Blogger's Note: Understand that I am not saying revolutionary inventors were merely accused of being crazy fools but then were proven right by time. That's a boring and unoriginal claim. I'm saying they actually were crazy fools, only different from ordinary fools by their ability to bring their crazy visions to fruition.  


Some people think the day is not far off when computers will "wake up," start developing technologies on their own initiative, and refashion society to their own benefit and not necessarily mankind's.

I think this is off-base for many reasons but will go into just one. It has to do with a misconception about how technological progress occurs. Most people think it is driven by a rational process of matching necessities with inventions, a process computers could and are programmed to do. But history doesn't support this naive viewpoint and it is not too hard to understand why.

First, the history. The big technical leaps are almost always driven by a person who mysteriously develops a vision of a new machine or process, and literally cannot rest until it is brought to fruition. Charles Goodyear was laid low by stomach trouble, then inexplicably became obsessed with gum rubber in the early 1830s. He spent the next eight or so poverty-stricken years inventing vulcanization.

Wilbur Wright got whacked in the face by a hockey stick and couldn't go to Yale, so he had to stay home and take care of his mother while she died of TB. In his boredom he designed and built printing presses, bicycles, and gliders. By the time the establishment realized an airplane might be useful, Wright was already years ahead, and got his in the air while theirs sunk to the bottom of a river.

Steve Wozniak wanted a computer really badly (why?!), but they cost $50,000 and he was just a college dropout. So he built his own computer from spare parts. His employer, Hewlett-Packard, knew a lot about electronics and rationally determined that there was no market for a home computer, so they declined any interest in the invention. Wozniak was ready to give away the plans to his friends, when Steve Jobs, out of his mind on LSD, said we should manufacture and sell this thing.

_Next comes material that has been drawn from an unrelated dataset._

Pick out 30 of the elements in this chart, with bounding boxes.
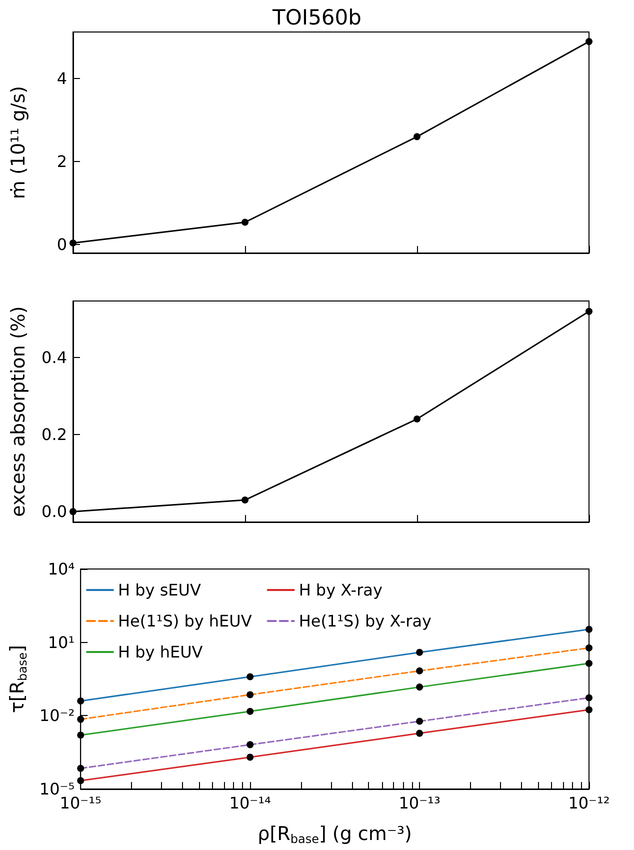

I could go on. A critic will say: all of these people were immersed in the technology of their time and were personally faced by the need for an advance, so it is quite rational that, for instance, Ford built an economical automobile. My answer is that thousands of other people were situated similarly to Ford, so this can't explain why Ford (and a few others) made the great leap but others didn't. There has to be another reason and I would argue that it was an irrational streak deep down in Henry Ford's mind and character.

Why has it happened this way time and again? It's simple statistics. In every large group of people who are technically capable of inventing the Next Big Thing, a few will be dumb or crazy enough to actually do it before it makes sense to. Because they jump the gun, often they end up broke, ripped-off or laughed at. But by the time the money starts rolling in, it'll be too late for the rational, rule-following engineer. We're really talking about two completely different kinds of personalities when we talk about the true revolutionaries and the merely competent. I'm no revolutionary and don't want to be; most people don't. Some days I even wonder about the competence!

Finding out what people want first, and then inventing it, can only generate more of the same. It can never create really revolutionary technologies. If you had asked someone in 1985 whether he would be willing to pay $100 a month for a combination phone, Walkman and camera, the answer would have been, "I wouldn't pay $10 a month for one. I don't know what I'd do with it." People had to see smartphones before they realized they wanted one. You have to see it before you can believe it. And you have to be crazy to see it before it exists. Computers aren't crazy.

The thing about computers is they can only follow understood processes that can be broken down into logical steps. But the really big inventions didn't happen this way. In fact, we don't know how they happened. So I don't lose much sleep worrying about computers inventing anything. Only a buggy or haywire computer would invent a way to protect yourself from disease by...injecting yourself with a disease.